Neural therapy according to Huneke: origin and development
Developed by the brothers Ferdinand and Walter Huneke, neural therapy has proven itself as a holistic diagnostic and therapeutic method in the treatment of acute as well as chronic pain.
The aim of this pain therapy is to stimulate the body’s self-healing powers by injecting a local anesthetic. In the course of a successful treatment cycle, the discomfort decreases after each intervention, up to complete freedom from pain. How did this form of therapy, how exactly does neural therapy according to Huneke and when is it used?.
Evolution of neural therapy
The brothers and physicians Ferdinand and Walter Huneke discovered the healing effect of procaine in 1925.
When his sister suffered from a migraine attack, Ferdinand Huneke injected her with the anesthetic, as it is now believed accidentally. He noticed that the headache attack was shortened in this way. The Huneke brothers then continued to develop this pain therapy by injecting procaine, and in 1940 Ferdinand discovered the so-called “seconds phenomenon” – a spontaneous, short-lived freedom from symptoms after the injection. As a reminiscence of their discoverers, the pain therapy is now called neural therapy according to Huneke..

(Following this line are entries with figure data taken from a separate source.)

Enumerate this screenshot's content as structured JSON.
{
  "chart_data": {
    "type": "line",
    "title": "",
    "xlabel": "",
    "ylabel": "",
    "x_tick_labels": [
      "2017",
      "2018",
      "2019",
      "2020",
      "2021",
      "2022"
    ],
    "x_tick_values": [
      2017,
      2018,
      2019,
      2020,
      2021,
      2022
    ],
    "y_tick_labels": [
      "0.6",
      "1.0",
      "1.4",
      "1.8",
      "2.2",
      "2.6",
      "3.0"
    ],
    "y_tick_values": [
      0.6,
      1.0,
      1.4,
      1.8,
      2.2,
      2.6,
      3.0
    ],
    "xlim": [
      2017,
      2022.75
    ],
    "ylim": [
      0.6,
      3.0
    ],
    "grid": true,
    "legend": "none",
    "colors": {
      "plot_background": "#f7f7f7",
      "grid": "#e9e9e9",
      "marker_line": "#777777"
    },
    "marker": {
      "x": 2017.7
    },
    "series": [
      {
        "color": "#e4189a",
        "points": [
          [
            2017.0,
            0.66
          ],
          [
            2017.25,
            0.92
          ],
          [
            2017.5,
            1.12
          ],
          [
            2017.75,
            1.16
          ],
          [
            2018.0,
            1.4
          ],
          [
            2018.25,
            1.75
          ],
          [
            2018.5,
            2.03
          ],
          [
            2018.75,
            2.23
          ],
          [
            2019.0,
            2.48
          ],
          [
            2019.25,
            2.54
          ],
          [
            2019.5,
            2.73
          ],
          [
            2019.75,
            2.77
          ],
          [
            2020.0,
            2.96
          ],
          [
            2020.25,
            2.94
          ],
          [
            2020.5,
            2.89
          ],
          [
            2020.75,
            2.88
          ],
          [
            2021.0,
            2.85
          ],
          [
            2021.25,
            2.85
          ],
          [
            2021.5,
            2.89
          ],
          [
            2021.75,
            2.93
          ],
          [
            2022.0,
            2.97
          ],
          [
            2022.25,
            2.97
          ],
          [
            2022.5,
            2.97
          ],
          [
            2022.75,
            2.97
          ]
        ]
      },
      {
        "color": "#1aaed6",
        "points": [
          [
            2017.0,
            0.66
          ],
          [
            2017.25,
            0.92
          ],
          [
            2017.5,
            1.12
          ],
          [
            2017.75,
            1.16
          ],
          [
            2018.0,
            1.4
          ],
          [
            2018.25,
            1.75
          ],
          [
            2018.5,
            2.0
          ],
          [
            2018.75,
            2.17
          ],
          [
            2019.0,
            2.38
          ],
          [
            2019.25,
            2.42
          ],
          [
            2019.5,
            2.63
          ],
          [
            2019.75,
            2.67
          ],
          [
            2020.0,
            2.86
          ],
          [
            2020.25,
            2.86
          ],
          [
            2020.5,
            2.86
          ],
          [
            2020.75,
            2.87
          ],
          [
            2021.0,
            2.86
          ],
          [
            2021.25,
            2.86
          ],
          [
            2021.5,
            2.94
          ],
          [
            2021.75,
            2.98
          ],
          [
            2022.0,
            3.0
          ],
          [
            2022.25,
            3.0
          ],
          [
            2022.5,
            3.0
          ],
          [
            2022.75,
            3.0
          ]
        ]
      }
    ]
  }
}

For what complaints can neural therapy be used?
Most often, neural therapy treatment is safely applied as pain therapy, both chronic and acute pain. These include, for example:
- headaches and migraines
- back pain
- postoperative pain
However, the possible applications of this form of therapy are diverse. Other indications for neural therapy treatment:
- Movement restrictions and joint disorders (eg. Shoulder-arm syndrome, discomfort in the knee, elbow or hip joint)
- Infections
- (Chronic) inflammation of the respiratory tract, eyes, bladder, etc.
- Disorders in hormone balance
- Hypertension and circulatory disorders
- Heart problems such as shortness of breath, palpitations, and arrhythmias
- dizziness
- Exhaustion states such as sleep disorders or burnout
- Post-traumatic stress disorder and depressive episodes
- Ear noise (tinnitus)
- Wound healing disorders and poorly healed scars
How does neural therapy work?
In a healthy organism, the body’s own regulatory system is able to compensate for minor dysfunctions. However, if major disturbances occur, this self-regulation becomes unbalanced. Neural therapy treatments aim to mobilize the self-healing powers and bring the autonomic nervous system back into balance..
The holistic approach of neural therapy assumes that scars, chronic inflammation and other disease patterns act as foci or interference fields that can trigger pain in other parts of the body. By applying stimuli and stimulating such interference fields with the aid of locally acting anesthetics, certain nerve connections are briefly interrupted or “switched off”. Administering small amounts of anesthetics suppresses the transmission of excitation and reduces pain. During this “relaxation phase” the body gets the chance to regulate out of balance control circuits themselves new and thus normalize..
In a neural therapeutic treatment, a locally acting anesthetic is injected at interference fields, scars, pain or reflex points.